According to the present invention, in a double-sided simultaneous reproduction video disk reproducing apparatus, phase locking is not performed during high speed reproduction, so that more images can be output faster.

[Brief description of drawings]

FIG. 1 is a flowchart showing a reproduction processing procedure according to an embodiment of the present invention.

FIG. 2 is a time chart showing the relationship of timing signals to a memory when phase locking is not performed.

FIG. 3 is a time chart showing a relationship of timing signals to a memory when phase locking is not performed.

FIG. 4 is a block diagram showing a video disk recording device that the present applicant has already developed.

FIG. 5 is a block diagram showing a signal processing circuit of a video reproduction signal in a video disc reproducing apparatus which has already been developed by the applicant.

FIG. 6 is a time chart showing a video signal.

FIG. 7 shows a relationship of timing signals to a memory when phase locking is performed.

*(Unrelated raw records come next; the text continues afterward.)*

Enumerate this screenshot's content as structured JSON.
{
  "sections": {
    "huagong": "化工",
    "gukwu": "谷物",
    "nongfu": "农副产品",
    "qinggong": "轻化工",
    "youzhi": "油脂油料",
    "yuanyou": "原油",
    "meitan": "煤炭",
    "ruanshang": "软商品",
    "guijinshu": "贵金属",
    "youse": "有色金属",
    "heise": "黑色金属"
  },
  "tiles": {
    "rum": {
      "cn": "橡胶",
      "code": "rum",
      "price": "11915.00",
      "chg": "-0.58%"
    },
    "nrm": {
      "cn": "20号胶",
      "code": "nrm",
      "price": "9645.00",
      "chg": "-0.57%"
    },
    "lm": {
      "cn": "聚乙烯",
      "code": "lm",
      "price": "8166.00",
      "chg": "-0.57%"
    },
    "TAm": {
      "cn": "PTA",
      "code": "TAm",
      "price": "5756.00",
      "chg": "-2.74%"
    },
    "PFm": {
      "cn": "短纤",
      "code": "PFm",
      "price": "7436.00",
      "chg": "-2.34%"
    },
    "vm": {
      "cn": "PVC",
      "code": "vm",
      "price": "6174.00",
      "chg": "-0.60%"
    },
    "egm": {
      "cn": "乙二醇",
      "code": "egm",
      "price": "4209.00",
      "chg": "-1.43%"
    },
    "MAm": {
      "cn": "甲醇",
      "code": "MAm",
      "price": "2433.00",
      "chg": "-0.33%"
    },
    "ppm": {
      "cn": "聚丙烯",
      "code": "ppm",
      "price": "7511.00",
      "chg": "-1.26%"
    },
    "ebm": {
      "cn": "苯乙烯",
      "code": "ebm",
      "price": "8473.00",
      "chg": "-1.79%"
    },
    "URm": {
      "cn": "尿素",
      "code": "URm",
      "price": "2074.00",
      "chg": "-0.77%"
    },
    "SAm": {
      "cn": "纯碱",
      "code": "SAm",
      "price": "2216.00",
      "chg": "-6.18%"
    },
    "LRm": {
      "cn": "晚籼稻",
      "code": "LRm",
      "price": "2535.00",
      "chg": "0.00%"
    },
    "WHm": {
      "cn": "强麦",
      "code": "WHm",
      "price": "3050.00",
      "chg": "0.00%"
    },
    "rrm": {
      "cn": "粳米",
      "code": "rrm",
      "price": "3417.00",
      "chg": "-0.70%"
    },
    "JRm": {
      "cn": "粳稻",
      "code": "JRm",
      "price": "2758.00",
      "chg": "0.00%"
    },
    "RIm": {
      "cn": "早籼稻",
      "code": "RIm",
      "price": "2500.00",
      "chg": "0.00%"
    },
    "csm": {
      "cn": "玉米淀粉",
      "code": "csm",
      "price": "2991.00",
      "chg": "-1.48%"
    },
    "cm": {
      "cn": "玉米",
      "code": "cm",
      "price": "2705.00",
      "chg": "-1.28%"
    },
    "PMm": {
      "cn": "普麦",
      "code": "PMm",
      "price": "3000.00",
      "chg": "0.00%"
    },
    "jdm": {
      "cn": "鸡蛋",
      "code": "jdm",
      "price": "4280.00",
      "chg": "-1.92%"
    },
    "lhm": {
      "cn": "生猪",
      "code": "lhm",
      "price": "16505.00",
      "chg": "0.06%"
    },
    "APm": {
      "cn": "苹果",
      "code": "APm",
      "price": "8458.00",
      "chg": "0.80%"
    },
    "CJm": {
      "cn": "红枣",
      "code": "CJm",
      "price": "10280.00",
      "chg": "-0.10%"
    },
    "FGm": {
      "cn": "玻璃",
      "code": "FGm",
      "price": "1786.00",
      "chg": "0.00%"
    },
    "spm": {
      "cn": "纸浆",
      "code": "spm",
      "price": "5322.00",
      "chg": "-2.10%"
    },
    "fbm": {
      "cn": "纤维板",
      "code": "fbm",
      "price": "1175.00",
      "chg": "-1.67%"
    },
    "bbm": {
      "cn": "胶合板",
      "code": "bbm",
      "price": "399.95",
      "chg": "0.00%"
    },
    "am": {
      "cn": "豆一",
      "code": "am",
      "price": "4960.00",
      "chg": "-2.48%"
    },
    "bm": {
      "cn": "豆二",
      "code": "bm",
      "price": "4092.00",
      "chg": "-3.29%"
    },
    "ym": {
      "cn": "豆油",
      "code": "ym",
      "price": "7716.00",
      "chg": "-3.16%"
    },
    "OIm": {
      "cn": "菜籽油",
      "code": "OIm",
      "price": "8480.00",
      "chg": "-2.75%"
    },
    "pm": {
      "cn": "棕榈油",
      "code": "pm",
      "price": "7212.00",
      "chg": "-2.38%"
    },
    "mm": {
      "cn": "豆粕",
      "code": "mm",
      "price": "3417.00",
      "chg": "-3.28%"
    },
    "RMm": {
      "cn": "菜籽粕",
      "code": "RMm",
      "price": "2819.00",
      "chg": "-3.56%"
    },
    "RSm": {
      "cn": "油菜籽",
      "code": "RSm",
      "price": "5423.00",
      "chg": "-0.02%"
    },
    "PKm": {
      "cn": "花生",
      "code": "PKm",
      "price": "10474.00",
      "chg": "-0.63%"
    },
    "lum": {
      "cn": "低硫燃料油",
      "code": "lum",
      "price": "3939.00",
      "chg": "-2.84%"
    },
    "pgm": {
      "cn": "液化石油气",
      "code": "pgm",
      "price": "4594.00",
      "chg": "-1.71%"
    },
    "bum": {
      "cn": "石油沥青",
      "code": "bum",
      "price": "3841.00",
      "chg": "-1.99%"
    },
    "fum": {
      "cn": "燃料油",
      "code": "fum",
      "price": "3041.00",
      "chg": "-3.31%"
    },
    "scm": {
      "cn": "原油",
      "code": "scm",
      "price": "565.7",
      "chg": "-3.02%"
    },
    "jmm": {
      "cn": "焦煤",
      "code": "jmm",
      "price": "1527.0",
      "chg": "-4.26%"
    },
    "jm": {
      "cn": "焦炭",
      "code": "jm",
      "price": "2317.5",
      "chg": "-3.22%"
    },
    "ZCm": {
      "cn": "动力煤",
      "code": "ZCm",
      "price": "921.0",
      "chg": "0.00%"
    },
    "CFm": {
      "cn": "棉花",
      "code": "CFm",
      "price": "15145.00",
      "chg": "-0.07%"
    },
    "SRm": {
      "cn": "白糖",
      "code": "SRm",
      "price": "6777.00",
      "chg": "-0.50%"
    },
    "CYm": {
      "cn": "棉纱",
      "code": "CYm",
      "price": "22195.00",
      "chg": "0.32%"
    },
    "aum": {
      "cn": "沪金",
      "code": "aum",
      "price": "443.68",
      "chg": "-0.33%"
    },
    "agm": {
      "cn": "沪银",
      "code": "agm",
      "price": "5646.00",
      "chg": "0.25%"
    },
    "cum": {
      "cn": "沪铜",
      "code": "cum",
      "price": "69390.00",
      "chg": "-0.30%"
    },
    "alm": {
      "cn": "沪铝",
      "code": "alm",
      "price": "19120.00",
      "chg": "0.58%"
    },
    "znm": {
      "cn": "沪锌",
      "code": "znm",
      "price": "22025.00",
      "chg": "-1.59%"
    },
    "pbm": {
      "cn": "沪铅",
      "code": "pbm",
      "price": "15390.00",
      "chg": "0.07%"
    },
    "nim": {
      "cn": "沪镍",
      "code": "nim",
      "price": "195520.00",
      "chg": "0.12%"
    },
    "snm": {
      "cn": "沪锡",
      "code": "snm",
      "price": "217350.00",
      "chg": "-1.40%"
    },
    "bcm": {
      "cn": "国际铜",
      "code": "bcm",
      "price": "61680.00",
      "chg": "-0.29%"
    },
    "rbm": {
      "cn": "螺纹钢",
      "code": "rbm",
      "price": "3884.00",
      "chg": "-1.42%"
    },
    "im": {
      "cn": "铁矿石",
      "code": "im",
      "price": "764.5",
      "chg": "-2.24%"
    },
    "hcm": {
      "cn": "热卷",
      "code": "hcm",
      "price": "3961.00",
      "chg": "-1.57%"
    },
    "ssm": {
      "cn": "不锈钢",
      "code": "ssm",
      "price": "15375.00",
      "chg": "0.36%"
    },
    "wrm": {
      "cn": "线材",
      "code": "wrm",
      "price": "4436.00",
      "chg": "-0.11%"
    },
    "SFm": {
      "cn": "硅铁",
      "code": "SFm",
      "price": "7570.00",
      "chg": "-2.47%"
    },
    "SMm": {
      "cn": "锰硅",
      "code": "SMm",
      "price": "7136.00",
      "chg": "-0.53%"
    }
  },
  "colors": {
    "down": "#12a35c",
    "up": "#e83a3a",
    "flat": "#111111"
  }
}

FIG. 8 is a flowchart showing a reproduction processing procedure in the video disk reproducing apparatus that the applicant has already developed.

[Explanation of symbols]

 31 A / D conversion circuit 32 Memory 33 Compositing circuit 34 D / A conversion circuit 41 A / D conversion circuit 42 Memory

Claims (1)

[Claims] 1. A video disc reproducing apparatus for reproducing video signals dividedly recorded on both sides of a disc by using two pickups at the same time, the time axis correction of signals on each side of the disc. In a video disk reproducing apparatus equipped with disk rotation phase control means for keeping the phase difference between read / write timings in the provided memory within an allowable range, in the high speed reproduction mode, without performing disk rotation phase control. , A video disk playback device characterized by synthesizing playback signals from both pickups.